His watch says just past eleven. Amazing: He was down in Story’s cabin as long as Don Quixote was down in the Cave of Montesinos. Phone rattles on; wind goes blooey; P pounds back at it from his side of the glass, hangs up, steps out of the booth half frantic, wondering whether to run back to the Hilton or what. Remembers Story’s cabin is open; screw Story. Glances over that way anyhow and sees his great-bellied wife and that Carla B Silver person stepping out of that silver Jaguar down by the municipal transient slips! He sprints, then forces himself down to a jog toward them. Is that—Sure it is; let’s hear it for Jean Heartstone: It’s Donald Quicksoat standing on the sidewalk staring at Story, toward which the two chatting women stroll. Katherine holds her maternity skirt down against the wind: a dignified womanly gesture that touches Peter’s heart. Where are May Jump and the others? The white-pants-suited Silver woman gesticulates with both hands. By when Peter reaches calling range, they and Capn Don are almost together.
He shouts his wife’s dear name. She turns. He sees her smile at sight of him and say something aside to that Carla B Silver.

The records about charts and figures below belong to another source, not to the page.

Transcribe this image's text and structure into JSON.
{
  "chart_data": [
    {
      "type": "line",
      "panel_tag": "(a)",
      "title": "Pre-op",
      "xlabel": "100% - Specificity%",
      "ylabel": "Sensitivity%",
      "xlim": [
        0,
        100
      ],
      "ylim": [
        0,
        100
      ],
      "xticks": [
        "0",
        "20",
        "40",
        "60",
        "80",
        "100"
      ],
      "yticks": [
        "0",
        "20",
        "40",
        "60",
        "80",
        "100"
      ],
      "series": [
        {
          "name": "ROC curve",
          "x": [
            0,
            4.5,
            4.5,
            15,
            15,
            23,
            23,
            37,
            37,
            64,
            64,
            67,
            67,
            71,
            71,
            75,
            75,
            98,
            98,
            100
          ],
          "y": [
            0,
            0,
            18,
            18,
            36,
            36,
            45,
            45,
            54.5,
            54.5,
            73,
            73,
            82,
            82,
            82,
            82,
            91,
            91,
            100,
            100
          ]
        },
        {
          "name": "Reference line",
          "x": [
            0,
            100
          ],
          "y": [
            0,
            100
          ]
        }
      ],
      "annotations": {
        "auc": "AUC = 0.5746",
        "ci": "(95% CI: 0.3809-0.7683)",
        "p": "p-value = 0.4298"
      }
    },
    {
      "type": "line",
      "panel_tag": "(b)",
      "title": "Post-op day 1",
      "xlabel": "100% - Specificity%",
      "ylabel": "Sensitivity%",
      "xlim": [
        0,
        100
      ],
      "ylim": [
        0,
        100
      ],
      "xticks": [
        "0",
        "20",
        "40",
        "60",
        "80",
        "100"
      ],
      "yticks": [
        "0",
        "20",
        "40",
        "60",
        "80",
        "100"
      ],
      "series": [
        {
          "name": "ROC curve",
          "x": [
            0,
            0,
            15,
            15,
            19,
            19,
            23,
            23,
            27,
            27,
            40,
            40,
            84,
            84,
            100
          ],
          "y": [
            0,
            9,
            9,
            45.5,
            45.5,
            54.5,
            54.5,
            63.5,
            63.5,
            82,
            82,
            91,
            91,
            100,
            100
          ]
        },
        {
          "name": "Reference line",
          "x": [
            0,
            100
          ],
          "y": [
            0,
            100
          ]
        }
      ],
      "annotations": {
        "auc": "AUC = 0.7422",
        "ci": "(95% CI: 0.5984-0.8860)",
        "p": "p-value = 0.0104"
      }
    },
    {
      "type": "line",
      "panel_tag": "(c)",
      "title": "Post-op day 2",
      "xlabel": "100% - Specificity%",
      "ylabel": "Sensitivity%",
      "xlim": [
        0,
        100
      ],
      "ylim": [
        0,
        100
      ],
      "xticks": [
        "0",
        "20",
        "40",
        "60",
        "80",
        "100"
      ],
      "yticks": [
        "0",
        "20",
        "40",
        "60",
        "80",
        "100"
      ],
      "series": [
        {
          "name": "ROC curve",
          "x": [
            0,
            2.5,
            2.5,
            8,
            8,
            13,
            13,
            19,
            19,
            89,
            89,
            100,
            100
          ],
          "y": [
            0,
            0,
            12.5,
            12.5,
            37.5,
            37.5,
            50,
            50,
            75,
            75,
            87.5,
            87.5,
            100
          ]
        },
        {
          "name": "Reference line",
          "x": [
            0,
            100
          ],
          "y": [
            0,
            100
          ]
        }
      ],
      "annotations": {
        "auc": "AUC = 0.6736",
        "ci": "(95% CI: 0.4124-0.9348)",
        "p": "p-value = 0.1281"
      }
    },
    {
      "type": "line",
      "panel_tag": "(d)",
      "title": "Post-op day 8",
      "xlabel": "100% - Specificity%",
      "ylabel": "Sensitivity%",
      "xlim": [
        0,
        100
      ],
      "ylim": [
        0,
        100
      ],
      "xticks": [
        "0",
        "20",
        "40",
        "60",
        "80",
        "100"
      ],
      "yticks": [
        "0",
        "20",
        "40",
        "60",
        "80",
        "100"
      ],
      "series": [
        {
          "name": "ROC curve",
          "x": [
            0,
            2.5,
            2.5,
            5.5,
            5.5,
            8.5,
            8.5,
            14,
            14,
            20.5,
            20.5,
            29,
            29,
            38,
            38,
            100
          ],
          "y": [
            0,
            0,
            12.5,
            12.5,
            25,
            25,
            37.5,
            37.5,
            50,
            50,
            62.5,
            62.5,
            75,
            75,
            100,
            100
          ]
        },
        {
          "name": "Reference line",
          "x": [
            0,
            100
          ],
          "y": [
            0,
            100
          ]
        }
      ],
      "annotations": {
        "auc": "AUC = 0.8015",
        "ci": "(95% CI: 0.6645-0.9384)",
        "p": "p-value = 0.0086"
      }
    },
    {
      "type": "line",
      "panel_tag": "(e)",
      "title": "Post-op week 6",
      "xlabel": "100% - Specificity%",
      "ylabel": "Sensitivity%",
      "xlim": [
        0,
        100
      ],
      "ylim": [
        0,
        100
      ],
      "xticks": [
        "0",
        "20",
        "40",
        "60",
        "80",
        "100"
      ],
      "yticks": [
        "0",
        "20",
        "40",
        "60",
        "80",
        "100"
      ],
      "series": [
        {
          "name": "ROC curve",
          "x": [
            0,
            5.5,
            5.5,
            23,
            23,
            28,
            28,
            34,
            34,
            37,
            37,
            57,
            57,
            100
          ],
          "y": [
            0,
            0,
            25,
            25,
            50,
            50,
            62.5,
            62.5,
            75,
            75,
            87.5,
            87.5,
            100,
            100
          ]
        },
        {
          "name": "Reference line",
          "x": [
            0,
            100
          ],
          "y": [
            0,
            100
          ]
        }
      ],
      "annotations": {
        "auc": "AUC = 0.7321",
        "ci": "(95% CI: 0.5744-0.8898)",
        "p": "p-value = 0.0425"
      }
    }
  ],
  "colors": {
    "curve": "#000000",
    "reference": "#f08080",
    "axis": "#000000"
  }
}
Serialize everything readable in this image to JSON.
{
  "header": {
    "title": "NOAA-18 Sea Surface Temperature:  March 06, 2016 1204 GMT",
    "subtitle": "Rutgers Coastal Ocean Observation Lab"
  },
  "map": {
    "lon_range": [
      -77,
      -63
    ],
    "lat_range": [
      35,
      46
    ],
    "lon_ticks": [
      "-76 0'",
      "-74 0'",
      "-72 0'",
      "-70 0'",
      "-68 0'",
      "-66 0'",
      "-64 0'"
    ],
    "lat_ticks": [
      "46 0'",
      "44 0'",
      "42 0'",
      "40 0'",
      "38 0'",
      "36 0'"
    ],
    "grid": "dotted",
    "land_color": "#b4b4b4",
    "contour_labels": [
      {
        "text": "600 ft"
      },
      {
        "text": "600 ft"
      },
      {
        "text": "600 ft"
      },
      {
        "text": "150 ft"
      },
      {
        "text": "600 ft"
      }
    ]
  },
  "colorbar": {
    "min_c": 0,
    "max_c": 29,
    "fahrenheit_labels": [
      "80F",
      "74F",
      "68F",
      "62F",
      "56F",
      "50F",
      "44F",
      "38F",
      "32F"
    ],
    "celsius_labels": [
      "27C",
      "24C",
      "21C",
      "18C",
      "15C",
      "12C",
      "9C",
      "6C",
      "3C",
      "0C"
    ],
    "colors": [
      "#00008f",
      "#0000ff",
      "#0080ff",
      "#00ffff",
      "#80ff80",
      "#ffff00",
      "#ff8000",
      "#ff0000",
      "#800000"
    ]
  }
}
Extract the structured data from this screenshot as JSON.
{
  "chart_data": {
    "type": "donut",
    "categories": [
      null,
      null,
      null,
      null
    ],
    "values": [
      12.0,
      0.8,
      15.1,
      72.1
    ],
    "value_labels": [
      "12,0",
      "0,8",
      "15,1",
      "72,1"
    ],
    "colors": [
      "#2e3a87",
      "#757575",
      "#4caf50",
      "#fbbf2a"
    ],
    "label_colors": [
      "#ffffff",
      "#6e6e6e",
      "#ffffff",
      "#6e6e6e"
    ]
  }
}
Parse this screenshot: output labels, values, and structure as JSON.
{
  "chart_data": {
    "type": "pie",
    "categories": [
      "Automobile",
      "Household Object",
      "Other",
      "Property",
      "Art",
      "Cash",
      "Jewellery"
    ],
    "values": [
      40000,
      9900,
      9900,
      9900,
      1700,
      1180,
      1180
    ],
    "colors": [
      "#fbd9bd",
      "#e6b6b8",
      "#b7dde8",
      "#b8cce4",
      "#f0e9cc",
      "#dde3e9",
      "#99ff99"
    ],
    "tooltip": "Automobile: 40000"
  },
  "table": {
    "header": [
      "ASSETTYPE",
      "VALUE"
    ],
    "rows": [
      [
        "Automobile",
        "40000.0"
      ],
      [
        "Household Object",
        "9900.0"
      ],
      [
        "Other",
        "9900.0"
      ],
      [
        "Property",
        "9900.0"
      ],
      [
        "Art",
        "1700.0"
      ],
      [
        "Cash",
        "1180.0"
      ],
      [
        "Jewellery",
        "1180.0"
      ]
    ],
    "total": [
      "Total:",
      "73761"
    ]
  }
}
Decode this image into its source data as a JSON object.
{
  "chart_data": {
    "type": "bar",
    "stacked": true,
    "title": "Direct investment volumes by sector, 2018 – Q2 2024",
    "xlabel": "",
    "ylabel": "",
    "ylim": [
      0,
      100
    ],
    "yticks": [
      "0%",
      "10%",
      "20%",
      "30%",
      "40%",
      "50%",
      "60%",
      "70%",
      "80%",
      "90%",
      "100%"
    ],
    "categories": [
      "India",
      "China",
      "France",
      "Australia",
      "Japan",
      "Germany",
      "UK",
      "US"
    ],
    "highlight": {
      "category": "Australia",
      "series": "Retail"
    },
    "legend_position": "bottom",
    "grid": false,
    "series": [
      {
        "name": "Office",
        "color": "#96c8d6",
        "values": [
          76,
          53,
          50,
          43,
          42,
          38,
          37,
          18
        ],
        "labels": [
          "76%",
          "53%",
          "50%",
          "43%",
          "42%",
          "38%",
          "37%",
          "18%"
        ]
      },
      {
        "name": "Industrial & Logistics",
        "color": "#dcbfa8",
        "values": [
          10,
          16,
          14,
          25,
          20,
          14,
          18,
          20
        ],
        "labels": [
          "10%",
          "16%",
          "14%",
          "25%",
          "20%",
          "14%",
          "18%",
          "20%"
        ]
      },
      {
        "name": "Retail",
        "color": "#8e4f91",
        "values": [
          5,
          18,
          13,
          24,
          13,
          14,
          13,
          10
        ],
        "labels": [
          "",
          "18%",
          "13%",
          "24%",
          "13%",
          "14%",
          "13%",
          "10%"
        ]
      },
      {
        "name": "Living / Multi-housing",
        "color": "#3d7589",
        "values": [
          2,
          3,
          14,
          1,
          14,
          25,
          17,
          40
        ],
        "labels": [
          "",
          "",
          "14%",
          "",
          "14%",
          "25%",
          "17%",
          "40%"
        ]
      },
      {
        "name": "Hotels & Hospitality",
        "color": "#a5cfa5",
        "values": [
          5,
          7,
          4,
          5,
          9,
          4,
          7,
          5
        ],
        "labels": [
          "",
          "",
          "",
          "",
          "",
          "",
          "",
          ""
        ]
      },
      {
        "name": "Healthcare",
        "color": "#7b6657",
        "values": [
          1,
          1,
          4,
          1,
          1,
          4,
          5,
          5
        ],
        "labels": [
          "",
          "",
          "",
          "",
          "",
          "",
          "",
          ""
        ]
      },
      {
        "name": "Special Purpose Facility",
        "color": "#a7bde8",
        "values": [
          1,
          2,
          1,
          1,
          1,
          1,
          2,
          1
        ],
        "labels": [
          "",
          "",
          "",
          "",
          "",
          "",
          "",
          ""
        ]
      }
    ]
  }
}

Capn Don looks as if about to address them, but with so furious a rush does our man come on, the old fellow backs off a step.
Kate wonders aloud whether something’s the matter.
Bursts back Pete ‘Sthat Fells Point Doomsday lady! and thrusts himself between them as if wife and children were about to be physically assaulted, taking rough care not to bump the latter in his haste. Kate complains Peter, three dots and a period in her voice; the Carla B Silver person cocks a black eyebrow, but looks on approvingly. She’s already explained, Katherine says. Says the Carla B Silver person Some things, anyhow. Donald Quicksoat approaches, smiling dolefully, one forefinger raised, his left eye winking and his eyebrows twinkling, as if to introduce himself. Not now, brusque Peter tells him. Begins Katherine That nice couple we met at Doug’s first dinner party. P cuts her off: He knows, he knows; let him close up the boat and let’s check out of here. Honey, you’re being rude: Miz Silver’s lost her son and her husband too. Rude Peter says pointedly to the Carla B Silver person I’m sorry about your son. The woman flinches, but says evenly Let me buy lunch for the three of us. No mint tea.